Postpartum data was retrieved for each of the labored women from their medical histories. Birthweight and birth length were measured by the midwife attending the birth, while condition of the newborn after delivery and Apgar scores were determined by the neonatologist.
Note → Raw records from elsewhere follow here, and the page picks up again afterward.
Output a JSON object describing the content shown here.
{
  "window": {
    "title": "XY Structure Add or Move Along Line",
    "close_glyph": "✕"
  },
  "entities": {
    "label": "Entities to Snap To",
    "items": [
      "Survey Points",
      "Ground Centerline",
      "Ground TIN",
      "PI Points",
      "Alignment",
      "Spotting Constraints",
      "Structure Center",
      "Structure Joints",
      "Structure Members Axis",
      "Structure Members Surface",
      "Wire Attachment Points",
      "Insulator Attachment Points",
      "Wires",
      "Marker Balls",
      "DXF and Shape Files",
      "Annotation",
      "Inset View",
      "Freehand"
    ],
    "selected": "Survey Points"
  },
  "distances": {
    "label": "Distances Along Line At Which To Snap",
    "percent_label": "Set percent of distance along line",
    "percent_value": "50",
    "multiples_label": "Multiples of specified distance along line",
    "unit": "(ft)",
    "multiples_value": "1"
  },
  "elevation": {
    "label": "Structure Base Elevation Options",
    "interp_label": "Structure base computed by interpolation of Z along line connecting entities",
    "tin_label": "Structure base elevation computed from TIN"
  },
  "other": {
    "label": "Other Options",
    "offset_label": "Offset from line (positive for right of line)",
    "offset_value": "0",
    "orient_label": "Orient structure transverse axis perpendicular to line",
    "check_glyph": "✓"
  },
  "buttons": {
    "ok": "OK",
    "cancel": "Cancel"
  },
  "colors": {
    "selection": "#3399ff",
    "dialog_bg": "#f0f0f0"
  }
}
In addition, obstetric history, gestational age at the time of birth, as well as the way of birth were noted in the medical history.

Intrauterine growth restriction (IUGR) was defined as birthweight < 10th percentile for the gestational age. Low birthweight (LBW) was defined as weight ≤ 2,500 g, regardless of the gestational age.[11] Preterm delivery was defined as delivery before 37 completed g.ws.. Low Apgar score was considered if Apgar score at 1 minute was < 7.[12]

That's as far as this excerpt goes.